È il diario degli anni dell’occupazione di Parigi: Jünger vi è capitano di fanteria, addetto alla censura, ma la censura è assente, e la guerra pure. Il “Diario” comincia diciotto mesi dopo la vergogna della sconfitta fulminea ma i francesi sembrano aver dimenticato, buquinisti, antiquari, scrittori, donne di mondo. Della stessa dimenticanza si crogiola Jünger, che però filosofa: su falsità?
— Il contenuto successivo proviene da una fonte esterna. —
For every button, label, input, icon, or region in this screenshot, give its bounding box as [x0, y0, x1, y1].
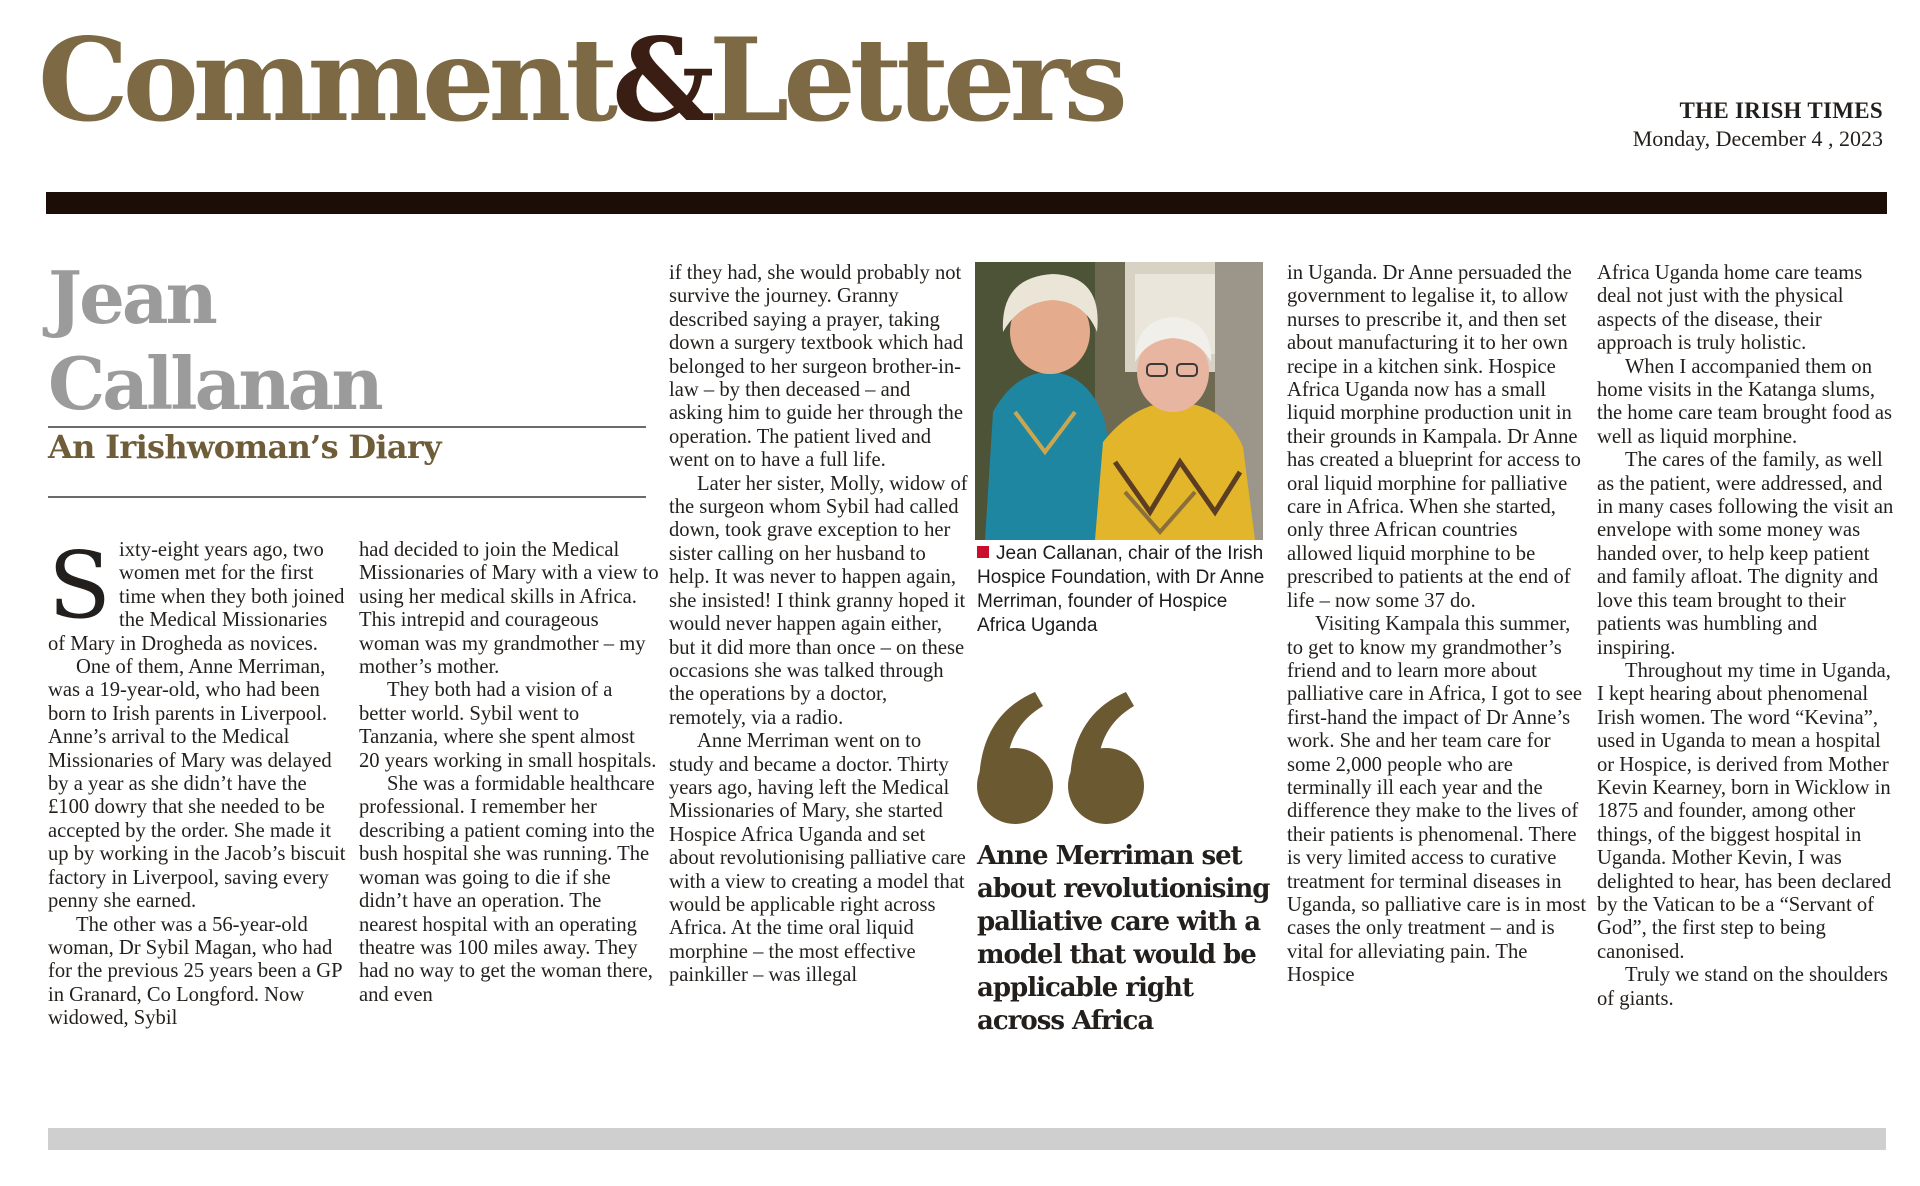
article-paragraph: When I accompanied them on home visits in the Katanga slums, the home care team brought food as well as liquid morphine. [1597, 355, 1893, 448]
article-paragraph: if they had, she would probably not survive the journey. Granny described saying a prayer, taking down a surgery textbook which had belonged to her surgeon brother-in-law – by then deceased – and asking him to guide her through the operation. The patient lived and went on to have a full life. [669, 262, 964, 472]
article-column-2 [359, 539, 659, 1007]
article-paragraph: The other was a 56-year-old woman, Dr Sybil Magan, who had for the previous 25 years been a GP in Granard, Co Longford. Now widowed, Sybil [48, 913, 342, 1030]
article-photo [975, 262, 1263, 540]
byline-rule-bottom [48, 496, 646, 498]
section-title [38, 12, 1122, 149]
author-first-name: Jean [48, 255, 215, 340]
article-paragraph: had decided to join the Medical Missionaries of Mary with a view to using her medical skills in Africa. This intrepid and courageous woman was my grandmother – my mother’s mother. [359, 539, 659, 679]
publication-info [1633, 98, 1883, 152]
photo-illustration [975, 262, 1263, 540]
article-paragraph: One of them, Anne Merriman, was a 19-year-old, who had been born to Irish parents in Liverpool. Anne’s arrival to the Medical Missionaries of Mary was delayed by a year as she didn’t have the £100 dowry that she needed to be accepted by the order. She made it up by working in the Jacob’s biscuit factory in Liverpool, saving every penny she earned. [48, 656, 346, 913]
article-column-3 [669, 262, 969, 988]
footer-bar [48, 1128, 1886, 1150]
header-rule [46, 192, 1887, 214]
article-column-1 [48, 532, 348, 1031]
article-paragraph: Truly we stand on the shoulders of giants. [1597, 964, 1888, 1010]
column-title: An Irishwoman’s Diary [48, 428, 441, 466]
publication-name: THE IRISH TIMES [1679, 98, 1883, 123]
pull-quote: Anne Merriman set about revolutionising palliative care with a model that would be applicable right across Africa [977, 841, 1270, 1036]
author-name [48, 255, 381, 427]
section-title-letters: Letters [709, 13, 1122, 147]
caption-marker-icon [977, 546, 989, 558]
author-last-name: Callanan [48, 341, 381, 426]
publication-date: Monday, December 4 , 2023 [1632, 126, 1883, 151]
article-column-5 [1287, 262, 1587, 988]
article-column-6 [1597, 262, 1897, 1011]
article-paragraph: The cares of the family, as well as the patient, were addressed, and in many cases following the visit an envelope with some money was handed over, to help keep patient and family afloat. The dignity and love this team brought to their patients was humbling and inspiring. [1597, 449, 1894, 659]
article-paragraph: She was a formidable healthcare professional. I remember her describing a patient coming into the bush hospital she was running. The woman was going to die if she didn’t have an operation. The nearest hospital with an operating theatre was 100 miles away. They had no way to get the woman there, and even [359, 773, 655, 1006]
article-paragraph: Later her sister, Molly, widow of the surgeon whom Sybil had called down, took grave exception to her sister calling on her husband to help. It was never to happen again, she insisted! I think granny hoped it would never happen again either, but it did more than once – on these occasions she was talked through the operations by a doctor, remotely, via a radio. [669, 472, 968, 729]
article-paragraph: Anne Merriman went on to study and became a doctor. Thirty years ago, having left the Medical Missionaries of Mary, she started Hospice Africa Uganda and set about revolutionising palliative care with a view to creating a model that would be applicable right across Africa. At the time oral liquid morphine – the most effective painkiller – was illegal [669, 730, 966, 987]
article-paragraph: Sixty-eight years ago, two women met for the first time when they both joined the Medical Missionaries of Mary in Drogheda as novices. [48, 532, 345, 655]
drop-cap: S [48, 532, 112, 639]
section-title-comment: Comment [38, 13, 613, 147]
article-paragraph: Visiting Kampala this summer, to get to know my grandmother’s friend and to learn more about palliative care in Africa, I got to see first-hand the impact of Dr Anne’s work. She and her team care for some 2,000 people who are terminally ill each year and the difference they make to the lives of their patients is phenomenal. There is very limited access to curative treatment for terminal diseases in Uganda, so palliative care is in most cases the only treatment – and is vital for alleviating pain. The Hospice [1287, 613, 1587, 987]
section-title-ampersand: & [612, 13, 710, 147]
quote-mark-icon [975, 686, 1150, 828]
article-paragraph: They both had a vision of a better world. Sybil went to Tanzania, where she spent almost 20 years working in small hospitals. [359, 679, 657, 772]
article-paragraph: in Uganda. Dr Anne persuaded the government to legalise it, to allow nurses to prescribe it, and then set about manufacturing it to her own recipe in a kitchen sink. Hospice Africa Uganda now has a small liquid morphine production unit in their grounds in Kampala. Dr Anne has created a blueprint for access to oral liquid morphine for palliative care in Africa. When she started, only three African countries allowed liquid morphine to be prescribed to patients at the end of life – now some 37 do. [1287, 262, 1581, 612]
article-paragraph: Throughout my time in Uganda, I kept hearing about phenomenal Irish women. The word “Kevina”, used in Uganda to mean a hospital or Hospice, is derived from Mother Kevin Kearney, born in Wicklow in 1875 and founder, among other things, of the biggest hospital in Uganda. Mother Kevin, I was delighted to hear, has been declared by the Vatican to be a “Servant of God”, the first step to being canonised. [1597, 659, 1892, 963]
photo-caption: Jean Callanan, chair of the Irish Hospice Foundation, with Dr Anne Merriman, founder of Hospice Africa Uganda [977, 543, 1265, 636]
article-paragraph: Africa Uganda home care teams deal not just with the physical aspects of the disease, their approach is truly holistic. [1597, 262, 1863, 355]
Un libro Jünger scrive proustiano d’eccellenza, accattivante e rivoltante. Non perché non sia un democratico, o uno del tempo, lo è, ha netto il senso della libertà perduta. Egli si sente “francese” come i suoi interlocutori abituali, Gallimard, Cocteau, Jouhandeau, Guitry, migliore di Merline (?), de Brinon, dello stesso Céline. Ma fa anche, proustianamente, un libro dell’Io, dallo snobismo esasperato. La serata è modello da Lady Orpington: aneddoti lievi, questioni di grammatica e di retorica, champagne del 1911, mentre la città trema sotto i bombardamenti, e dopo che Speidel ha spiegato gli “ordini criminosi” di Hitler (la “Soluzione Finale”), parlando profondamente della morte. Anche Picasso, comunista, pittore di “Guernica”, è libero e rispettato.
Come si vive dentro una guerra, sia pure allo Stato Maggiore? Le conversazioni di Jünger ripetono quelle di Malaparte, che Malaparte aveva pubblicato qualche anno prima in “Kaputt”, di persone che tutto sanno ma evitano di dirlo. Jünger evita di proposito, della Francia e del fronte orientale, i luoghi – noti – dove si macellano le persone. Legge la Bibbia in parallelo con lo sterminio degli ebrei – in comunione spirituale con le vittime. S’immerge in “cacce minime” d’insetti, e colleziona libri. Tra figure di donne molteplici e incerte.